PVCs for Pipelines SDK

We will show how you can use DLF to provision Persistent Volume Claims via DLF so you can use it within Pipelines SDK.

Requirements

You have kubeflow installed and you can deploy pipelines using the Pipeline SDK.

Make sure you first follow the guide for Installation

We will just how you can adopt the examples located in contrib/volume_ops

NOTE: For this guide you can use both an empty and pre-populated with data bucket.

Example with creation of Dataset before the pipeline execution

First you need to create a Dataset to point to the bucket you want to use. Create a file that looks like this:

apiVersion: datashim.io/v1alpha1
kind: Dataset
metadata:
  name: your-dataset
spec:
  local:
    type: "COS"
    accessKeyID: "access_key_id"
    secretAccessKey: "secret_access_key"
    endpoint: "https://YOUR_ENDPOINT"
    bucket: "YOUR_BUCKET"
    region: "" #it can be empty

Now just execute:

kubectl create -f my-dataset.yaml -n {my-namespace}

Now within {my-namespace} you will find a PVC which you can use within your pipelines SDK without a problem.

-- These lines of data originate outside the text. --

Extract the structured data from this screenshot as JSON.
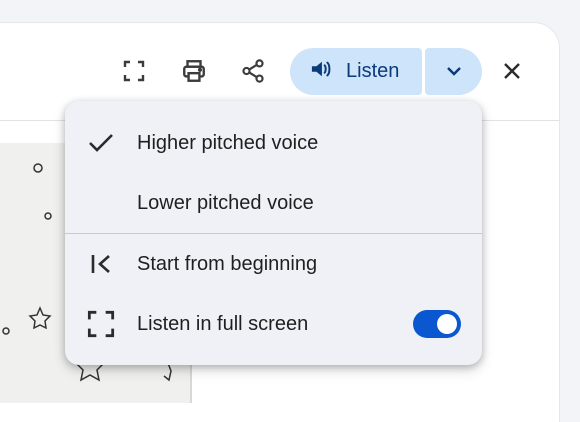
{
  "toolbar": {
    "fullscreen_icon": "fullscreen-icon",
    "print_icon": "print-icon",
    "share_icon": "share-icon",
    "listen_label": "Listen",
    "dropdown_icon": "chevron-down-icon",
    "close_icon": "close-icon"
  },
  "menu": {
    "items": [
      {
        "label": "Higher pitched voice",
        "icon": "check-icon",
        "selected": true
      },
      {
        "label": "Lower pitched voice",
        "icon": "",
        "selected": false
      },
      {
        "label": "Start from beginning",
        "icon": "skip-to-start-icon"
      },
      {
        "label": "Listen in full screen",
        "icon": "fullscreen-icon",
        "toggle_on": true
      }
    ]
  },
  "colors": {
    "accent": "#0b57d0",
    "listen_bg": "#cde4fb",
    "menu_bg": "#eff1f7"
  }
}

You can see the example below which can use the PVC which was created out of your dataset.

import kfp
import kfp.dsl as dsl
from kfp.dsl import PipelineVolume


@dsl.pipeline(
    name="Volume Op DAG",
    description="The second example of the design doc."
)
def volume_op_dag():

    dataset = PipelineVolume("your-dataset")

    step1 = dsl.ContainerOp(
        name="step1",
        image="library/bash:4.4.23",
        command=["sh", "-c"],
        arguments=["echo 1|tee /data/file1"],
        pvolumes={"/data": dataset}
    )

    step2 = dsl.ContainerOp(
        name="step2",
        image="library/bash:4.4.23",
        command=["sh", "-c"],
        arguments=["cp /data/file1 /data/file2"],
        pvolumes={"/data": step1.pvolume}
    )

    step3 = dsl.ContainerOp(
        name="step3",
        image="library/bash:4.4.23",
        command=["cat", "/mnt/file1", "/mnt/file2"],
        pvolumes={"/mnt": step2.pvolume}
    )



if __name__ == "__main__":
    import kfp.compiler as compiler
    compiler.Compiler().compile(volume_op_dag, __file__ + ".tar.gz")

Example with creation of Dataset as part of the pipeline execution

If instead you want to create a Dataset as part of your pipeline, you can create the Dataset yaml and invoke a ResourceOp.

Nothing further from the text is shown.